Stattdessen versucht man sich auf der Suche nach Lösungen an Staaten zu orientieren, deren Flüchtlingspolitik, gelinde gesagt, mehr als fragwürdig ist. Einer dieser Staaten ist zum Beispiel Australien. Seit geraumer Zeit geht die australische Marine strikt gegen Flüchtlingsboote vor, indem sie diese mit allen Mitteln zurückschickt – egal, was für ein Schicksal sie erwartet. Mittels einer Videobotschaft sowie zahlreichen Flyern, die in mehrere Sprachen übersetzt und in den Herkunftsländern verteilt wurden, will man den potenziellen Flüchtlingen klarmachen, dass sie in Australien nicht willkommen sind. Dass dies ausgerechnet von der Regierung eines Landes kommt, welches einst von Häftlingen gegründet wurde, indem man die indigene Bevölkerung systematisch verjagt und nahezu ausgerottet hat, macht das Ganze umso paradoxer.
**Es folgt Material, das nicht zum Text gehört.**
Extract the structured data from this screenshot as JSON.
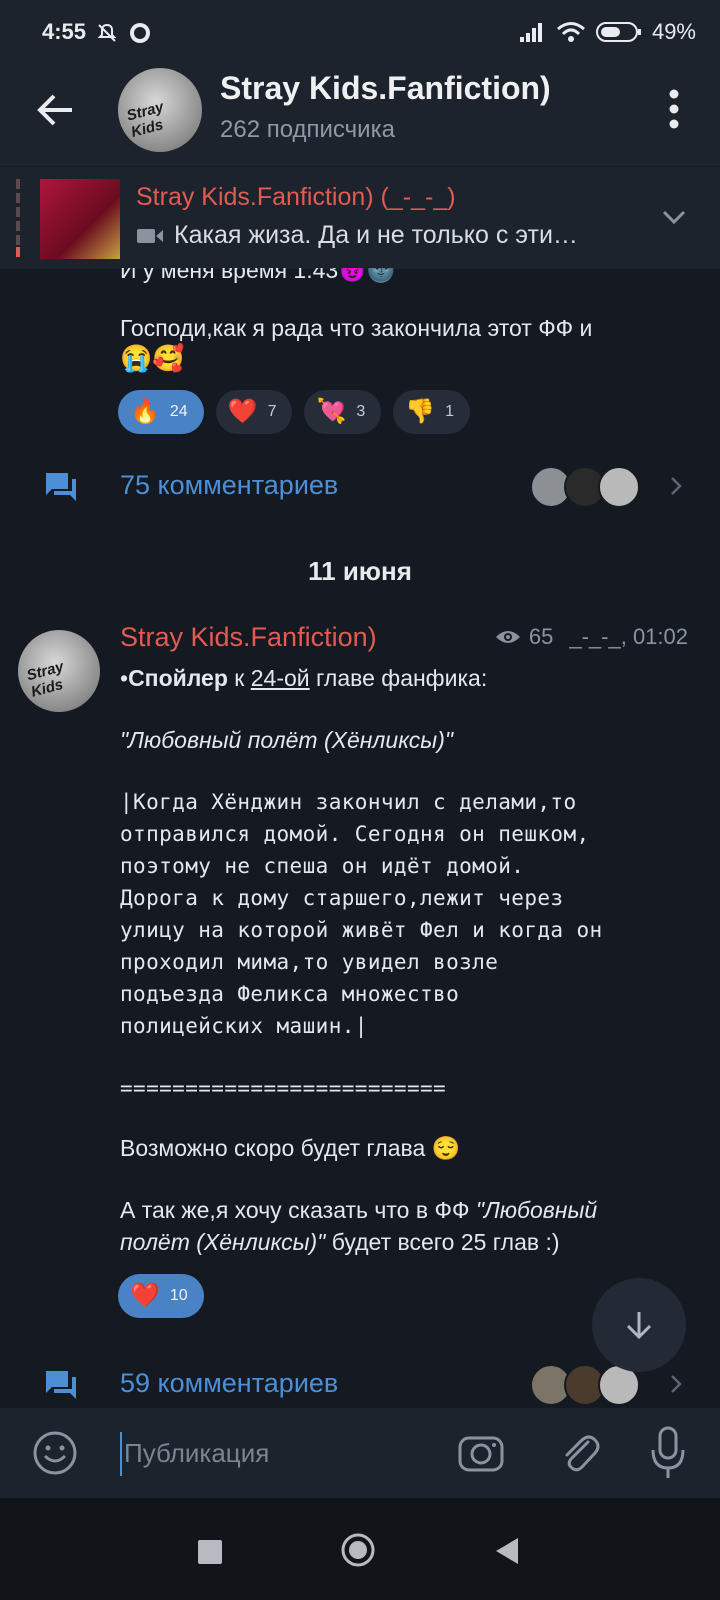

Doch das ist ein anderes Thema.
Obwohl man in Brüssel und anderswo vorgibt, nicht viel vom australischen Modell zu halten, macht es teils woanders Schule. In Österreich hat man nun beschlossen, Flüchtlinge in Zelten und Containern unterzubringen. Zelte, etwa wie im syrischen Yarmouk oder im pakistanischen Peschawar. Der angebliche Grund: Es gibt einfach keinen Platz mehr. Dem ist allerdings nicht so, vor allem, wenn man die Tatsache bedenkt, wie wenig Flüchtlinge Österreich aufnimmt. Nachdem das Chaos in Syrien ausbrach und man von Millionen von Flüchtlingen sprach, zeigte sich das gastfreundliche Österreich großzügig. 500 Menschen wollte man aufnehmen, vornehmlich Christen. Nachdem der internationale Druck wuchs, vor allem weil Staaten wie die Türkei, der Libanon oder Jordanien Hunderttausende von Syrer aufnahmen, war man widerwillig bereit, weitere 1.000 Menschen aufzunehmen. Mehr aber auch nicht.
Hinter Österreichs Flüchtlingspolitik steckt System. Die gegenwärtige Zelt-und-Container-Kampagne hat wie die australische Kampagne vor allem folgendes Kalkül: Die Nachricht soll die Herkunftsländer der Flüchtlinge, etwa Afghanistan, Syrien oder den Irak, erreichen, damit niemand mehr auf die Idee kommt, ins Alpenland zu fliehen. Von einem Zelt ins andere, wer will das schon? Abgesehen davon sind auch die Zustände in zahlreichen österreichischen Flüchtlingsheimen alles andere als passabel. Nicht selten werden mehrere Personen in engen Zimmern zusammengepfercht, während Dutzende sich Bad und Klo teilen. Währenddessen liegen viele Gebäude abgelegen und sind streng gesichert. Sicherheitsbeamte patrouillieren. Ein Hauch von Gefängnis liegt in der Luft. Und zum Essen gibt es, was auf den Tisch kommt. Muslimischen Flüchtlingen wird oft und heimlich Schweinefleisch serviert, da dieses billiger ist.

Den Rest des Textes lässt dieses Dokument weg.